Our fifth ingredient is graciousness which does not act unbecomingly or ugly - you know, that ugliness that appears only we've been pushed to our limit.  But God says that true love doesn't ever act ugly, instead, it is gracious - or better put: full of grace. 

Let's look at Jesus first. John 1:17 says, "For the law was given through Moses; grace and truth were realized through Jesus Christ."  The law was truth alone - no grace.  Just a thorough pounding of God's standards and our inability to maintain them.  The law was painful to realize - it was the prosecuting attorney, judge ,jury and prison system all wrapped up in 613 commands.  

But Jesus was not simply the fulfillment of the law; He was also grace.  Jesus spoke truth with compassion.  He understood we could never live the law, so in gracious love, He lived out the law and then paid the punishment of the law on our behalf. This is how grace and truth were realized in Jesus Christ - His willingness to lay aside His rights and become the sacrifice for the lost proves to us that the law (or truth) required a high price and Jesus was willing to pay it.

Look at how gracious our Savior is:
  • "...while being reviled, He did not revile in return; while suffering, He uttered no threats, but kept entrusting Himself to Him who judges righteously..." I Peter 2:23
  • "...who, although He existed in the form of God, did not regard equality with God a thing to be grasped, but emptied Himself, taking the form of a bond-servant, and being made in the likeness of men...He humbled Himself by becoming obedient to the point of death, even death on a cross..." Phil. 2:6-8
  • "For you know the grace of our Lord Jesus Christ, that though He was rich, yet for our sake became poor, so that you through His poverty might become rich." II Cor. 8:9
So love does not act ugly - Jesus, because of His great love for us, did not model selfishness or ugly outbursts of anger, or road rage, or sourness, or competitiveness.  He never yelled at a ref, cursed in his car, demanded His rights or even defended Himself during His trials.  He never shook a fist, flipped a finger, allowed His face to turn red or spewed out words that were R-rated.  He was the model of self-control but greater than that, He was gracious - marked by kindness and courtesy, tact and delicacy, charm and good taste (according to our above definition).

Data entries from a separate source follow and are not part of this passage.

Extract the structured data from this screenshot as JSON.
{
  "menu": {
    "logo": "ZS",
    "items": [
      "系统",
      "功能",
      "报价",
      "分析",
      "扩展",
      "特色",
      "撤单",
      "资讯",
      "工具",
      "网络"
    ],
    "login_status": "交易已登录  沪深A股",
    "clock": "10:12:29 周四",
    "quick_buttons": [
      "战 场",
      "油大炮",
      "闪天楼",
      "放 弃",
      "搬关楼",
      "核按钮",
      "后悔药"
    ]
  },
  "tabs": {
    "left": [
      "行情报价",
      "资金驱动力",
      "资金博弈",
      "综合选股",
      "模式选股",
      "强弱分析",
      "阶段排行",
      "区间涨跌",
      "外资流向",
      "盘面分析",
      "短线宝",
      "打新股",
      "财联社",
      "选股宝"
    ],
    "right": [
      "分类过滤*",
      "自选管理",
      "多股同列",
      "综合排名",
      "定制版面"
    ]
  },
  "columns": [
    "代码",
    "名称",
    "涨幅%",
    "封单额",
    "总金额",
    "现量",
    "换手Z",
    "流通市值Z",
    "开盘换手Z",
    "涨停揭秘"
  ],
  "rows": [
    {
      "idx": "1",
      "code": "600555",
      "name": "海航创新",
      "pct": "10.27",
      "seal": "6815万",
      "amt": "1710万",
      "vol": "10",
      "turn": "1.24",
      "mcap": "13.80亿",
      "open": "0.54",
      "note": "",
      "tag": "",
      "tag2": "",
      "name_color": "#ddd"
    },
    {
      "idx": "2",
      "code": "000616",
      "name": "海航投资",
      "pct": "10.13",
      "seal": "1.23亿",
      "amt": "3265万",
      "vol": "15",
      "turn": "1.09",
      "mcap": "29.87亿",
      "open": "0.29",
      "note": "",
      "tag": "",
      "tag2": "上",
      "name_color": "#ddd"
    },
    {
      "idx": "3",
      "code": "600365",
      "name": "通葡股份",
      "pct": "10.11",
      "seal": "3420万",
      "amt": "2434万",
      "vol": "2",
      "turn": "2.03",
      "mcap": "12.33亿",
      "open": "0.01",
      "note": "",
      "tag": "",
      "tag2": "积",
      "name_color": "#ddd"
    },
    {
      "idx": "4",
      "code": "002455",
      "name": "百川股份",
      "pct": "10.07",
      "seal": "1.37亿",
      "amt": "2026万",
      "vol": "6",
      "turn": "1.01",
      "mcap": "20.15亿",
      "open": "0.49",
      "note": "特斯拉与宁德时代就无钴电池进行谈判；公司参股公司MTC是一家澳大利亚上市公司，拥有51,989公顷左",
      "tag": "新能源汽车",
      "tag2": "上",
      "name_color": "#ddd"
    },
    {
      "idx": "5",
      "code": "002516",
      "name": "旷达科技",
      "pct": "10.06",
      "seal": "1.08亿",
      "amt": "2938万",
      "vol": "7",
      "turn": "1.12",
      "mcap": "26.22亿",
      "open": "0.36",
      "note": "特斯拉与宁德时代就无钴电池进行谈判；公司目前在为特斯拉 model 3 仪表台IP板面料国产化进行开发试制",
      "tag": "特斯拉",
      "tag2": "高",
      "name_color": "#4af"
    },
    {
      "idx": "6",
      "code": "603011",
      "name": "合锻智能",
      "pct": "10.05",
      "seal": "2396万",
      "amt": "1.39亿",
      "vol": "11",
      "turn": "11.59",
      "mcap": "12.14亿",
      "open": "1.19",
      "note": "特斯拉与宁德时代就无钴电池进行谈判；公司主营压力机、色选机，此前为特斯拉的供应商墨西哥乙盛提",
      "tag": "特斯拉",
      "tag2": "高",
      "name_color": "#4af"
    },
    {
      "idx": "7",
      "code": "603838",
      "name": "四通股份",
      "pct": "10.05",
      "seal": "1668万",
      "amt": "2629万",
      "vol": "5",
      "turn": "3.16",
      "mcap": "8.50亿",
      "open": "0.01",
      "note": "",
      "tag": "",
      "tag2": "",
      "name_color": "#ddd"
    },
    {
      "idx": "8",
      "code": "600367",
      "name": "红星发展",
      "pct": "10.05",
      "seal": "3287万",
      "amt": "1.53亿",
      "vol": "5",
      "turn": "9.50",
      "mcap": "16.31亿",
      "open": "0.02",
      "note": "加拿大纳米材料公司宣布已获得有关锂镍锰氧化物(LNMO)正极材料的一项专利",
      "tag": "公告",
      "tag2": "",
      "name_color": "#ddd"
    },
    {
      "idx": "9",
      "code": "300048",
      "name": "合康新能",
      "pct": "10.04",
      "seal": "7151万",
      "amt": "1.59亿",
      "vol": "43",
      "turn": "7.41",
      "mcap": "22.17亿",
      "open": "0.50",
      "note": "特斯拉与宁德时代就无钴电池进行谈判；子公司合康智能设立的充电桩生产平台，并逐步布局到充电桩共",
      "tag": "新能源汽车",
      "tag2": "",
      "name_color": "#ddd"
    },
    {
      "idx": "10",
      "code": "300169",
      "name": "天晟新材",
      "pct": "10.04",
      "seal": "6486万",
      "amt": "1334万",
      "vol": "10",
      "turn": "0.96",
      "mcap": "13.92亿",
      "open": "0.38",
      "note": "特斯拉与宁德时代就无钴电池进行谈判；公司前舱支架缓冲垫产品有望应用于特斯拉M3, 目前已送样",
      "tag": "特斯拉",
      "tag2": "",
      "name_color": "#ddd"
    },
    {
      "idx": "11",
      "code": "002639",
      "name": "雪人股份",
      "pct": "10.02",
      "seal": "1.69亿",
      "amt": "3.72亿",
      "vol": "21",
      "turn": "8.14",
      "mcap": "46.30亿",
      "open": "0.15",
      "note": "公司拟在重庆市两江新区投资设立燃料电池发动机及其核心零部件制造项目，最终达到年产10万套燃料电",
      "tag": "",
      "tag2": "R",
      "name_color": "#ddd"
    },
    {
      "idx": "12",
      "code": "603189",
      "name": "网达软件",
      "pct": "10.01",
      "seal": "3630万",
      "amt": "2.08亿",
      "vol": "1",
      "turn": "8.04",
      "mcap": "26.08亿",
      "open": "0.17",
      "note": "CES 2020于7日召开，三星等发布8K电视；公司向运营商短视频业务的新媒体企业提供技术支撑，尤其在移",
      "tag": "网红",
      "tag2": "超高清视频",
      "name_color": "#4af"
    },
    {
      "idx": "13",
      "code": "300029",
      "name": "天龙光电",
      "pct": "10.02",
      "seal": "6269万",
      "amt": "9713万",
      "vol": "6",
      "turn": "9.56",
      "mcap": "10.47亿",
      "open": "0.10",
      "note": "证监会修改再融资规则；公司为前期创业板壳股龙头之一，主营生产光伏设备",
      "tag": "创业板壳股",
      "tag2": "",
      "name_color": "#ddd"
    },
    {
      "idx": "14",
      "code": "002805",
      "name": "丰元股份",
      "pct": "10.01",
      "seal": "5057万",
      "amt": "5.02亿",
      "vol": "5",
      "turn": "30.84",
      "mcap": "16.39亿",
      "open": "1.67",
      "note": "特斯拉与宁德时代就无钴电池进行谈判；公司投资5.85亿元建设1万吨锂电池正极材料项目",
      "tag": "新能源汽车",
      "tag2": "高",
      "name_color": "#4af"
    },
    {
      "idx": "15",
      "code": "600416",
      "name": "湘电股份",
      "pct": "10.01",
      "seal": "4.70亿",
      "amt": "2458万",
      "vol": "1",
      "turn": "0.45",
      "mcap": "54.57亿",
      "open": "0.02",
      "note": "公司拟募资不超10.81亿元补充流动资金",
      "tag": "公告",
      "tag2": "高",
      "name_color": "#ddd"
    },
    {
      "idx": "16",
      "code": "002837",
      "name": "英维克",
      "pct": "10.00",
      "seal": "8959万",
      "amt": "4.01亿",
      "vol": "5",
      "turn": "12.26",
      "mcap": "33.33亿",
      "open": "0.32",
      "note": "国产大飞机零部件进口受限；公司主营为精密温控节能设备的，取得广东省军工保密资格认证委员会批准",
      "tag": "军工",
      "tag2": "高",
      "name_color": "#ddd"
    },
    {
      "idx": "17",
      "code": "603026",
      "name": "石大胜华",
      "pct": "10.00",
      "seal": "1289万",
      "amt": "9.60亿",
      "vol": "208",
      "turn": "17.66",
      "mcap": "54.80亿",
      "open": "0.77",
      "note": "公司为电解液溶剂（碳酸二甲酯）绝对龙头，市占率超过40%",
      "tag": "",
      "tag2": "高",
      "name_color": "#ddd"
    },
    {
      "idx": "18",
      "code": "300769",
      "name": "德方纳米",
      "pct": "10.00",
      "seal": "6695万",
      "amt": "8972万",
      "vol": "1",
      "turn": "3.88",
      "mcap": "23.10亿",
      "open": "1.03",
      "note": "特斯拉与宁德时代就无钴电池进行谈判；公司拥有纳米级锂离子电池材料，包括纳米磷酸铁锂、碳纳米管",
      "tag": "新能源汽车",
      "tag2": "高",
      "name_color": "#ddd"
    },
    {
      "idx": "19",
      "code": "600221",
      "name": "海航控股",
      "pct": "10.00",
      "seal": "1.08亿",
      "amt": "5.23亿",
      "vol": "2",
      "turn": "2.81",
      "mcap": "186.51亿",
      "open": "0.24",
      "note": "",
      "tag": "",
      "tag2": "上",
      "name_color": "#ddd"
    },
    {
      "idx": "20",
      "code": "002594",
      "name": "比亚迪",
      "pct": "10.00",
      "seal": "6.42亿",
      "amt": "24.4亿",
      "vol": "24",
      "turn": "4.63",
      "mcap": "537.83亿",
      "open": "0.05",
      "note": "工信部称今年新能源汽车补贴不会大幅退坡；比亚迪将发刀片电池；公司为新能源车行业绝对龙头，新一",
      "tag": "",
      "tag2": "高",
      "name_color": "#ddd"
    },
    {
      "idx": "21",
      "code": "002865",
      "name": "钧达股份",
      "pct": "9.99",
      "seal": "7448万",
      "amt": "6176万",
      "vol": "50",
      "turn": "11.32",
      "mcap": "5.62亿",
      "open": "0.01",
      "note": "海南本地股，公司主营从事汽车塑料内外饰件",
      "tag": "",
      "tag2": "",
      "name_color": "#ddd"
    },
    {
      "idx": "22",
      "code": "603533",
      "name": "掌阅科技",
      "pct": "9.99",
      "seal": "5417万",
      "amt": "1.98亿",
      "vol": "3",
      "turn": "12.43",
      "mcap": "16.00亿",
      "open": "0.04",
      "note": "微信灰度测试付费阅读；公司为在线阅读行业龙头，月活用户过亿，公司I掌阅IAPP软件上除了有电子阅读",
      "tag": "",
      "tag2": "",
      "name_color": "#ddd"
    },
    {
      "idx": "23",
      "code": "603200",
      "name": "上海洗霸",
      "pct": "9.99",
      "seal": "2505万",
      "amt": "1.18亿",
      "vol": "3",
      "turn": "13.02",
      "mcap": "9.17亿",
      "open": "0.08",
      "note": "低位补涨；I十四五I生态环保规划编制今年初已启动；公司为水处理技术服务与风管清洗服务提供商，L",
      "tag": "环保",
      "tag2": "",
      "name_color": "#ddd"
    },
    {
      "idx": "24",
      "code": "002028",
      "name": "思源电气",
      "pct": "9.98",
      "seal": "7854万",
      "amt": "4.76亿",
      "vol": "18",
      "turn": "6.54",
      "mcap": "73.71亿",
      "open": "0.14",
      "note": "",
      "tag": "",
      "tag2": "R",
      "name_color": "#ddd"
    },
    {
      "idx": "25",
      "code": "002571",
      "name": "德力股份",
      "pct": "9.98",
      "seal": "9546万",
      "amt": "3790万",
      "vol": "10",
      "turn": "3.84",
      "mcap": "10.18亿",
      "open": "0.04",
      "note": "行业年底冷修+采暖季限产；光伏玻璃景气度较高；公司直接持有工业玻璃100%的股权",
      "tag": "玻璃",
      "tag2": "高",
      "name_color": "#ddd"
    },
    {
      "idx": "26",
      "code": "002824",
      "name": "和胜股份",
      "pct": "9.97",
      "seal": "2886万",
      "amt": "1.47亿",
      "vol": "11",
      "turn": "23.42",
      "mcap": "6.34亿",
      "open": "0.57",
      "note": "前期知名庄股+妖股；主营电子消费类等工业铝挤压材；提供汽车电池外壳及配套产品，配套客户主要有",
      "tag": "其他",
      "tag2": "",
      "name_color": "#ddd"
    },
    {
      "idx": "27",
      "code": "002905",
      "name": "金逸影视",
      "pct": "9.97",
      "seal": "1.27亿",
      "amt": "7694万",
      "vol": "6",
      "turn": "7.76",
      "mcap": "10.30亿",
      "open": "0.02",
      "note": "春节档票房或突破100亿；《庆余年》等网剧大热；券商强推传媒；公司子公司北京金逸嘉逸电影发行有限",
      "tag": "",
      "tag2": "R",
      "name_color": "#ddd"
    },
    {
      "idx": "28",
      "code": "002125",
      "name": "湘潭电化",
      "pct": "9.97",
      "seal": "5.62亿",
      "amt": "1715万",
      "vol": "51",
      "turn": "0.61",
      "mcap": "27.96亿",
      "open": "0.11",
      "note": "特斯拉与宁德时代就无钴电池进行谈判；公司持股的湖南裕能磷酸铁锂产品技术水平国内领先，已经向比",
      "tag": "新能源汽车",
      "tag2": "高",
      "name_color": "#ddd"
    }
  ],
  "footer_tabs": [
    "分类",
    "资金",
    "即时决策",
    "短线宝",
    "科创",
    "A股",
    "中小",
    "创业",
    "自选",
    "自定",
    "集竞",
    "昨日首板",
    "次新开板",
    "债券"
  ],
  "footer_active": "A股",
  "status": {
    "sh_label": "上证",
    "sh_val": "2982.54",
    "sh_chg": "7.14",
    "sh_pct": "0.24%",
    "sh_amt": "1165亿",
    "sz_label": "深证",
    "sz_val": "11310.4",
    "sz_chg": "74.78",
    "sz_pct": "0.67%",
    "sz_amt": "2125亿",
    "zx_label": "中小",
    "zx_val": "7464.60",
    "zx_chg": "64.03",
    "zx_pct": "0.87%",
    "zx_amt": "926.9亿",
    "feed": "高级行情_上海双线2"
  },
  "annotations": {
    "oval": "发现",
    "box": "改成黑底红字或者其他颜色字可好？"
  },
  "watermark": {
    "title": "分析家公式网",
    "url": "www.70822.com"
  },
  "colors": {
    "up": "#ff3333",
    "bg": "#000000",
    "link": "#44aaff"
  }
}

So do your words edify or tear down? (Eph. 4:30-32)  Are they kind and courteous?  Do you easily set aside your rights or are you that quintessential ugly American, who demands his rights wherever he goes?  Yes, we are to love even our enemies, but let's just use this litmus test in our families.  With your parents, to your children, with your spouse, to your siblings - are your words gracious?  Do they show compassion and kindness?

When stress and temptation push our buttons, God wants us to respond in love - a love that is not ugly but rather gracious, kind and attractive...ugly love is not really love at all.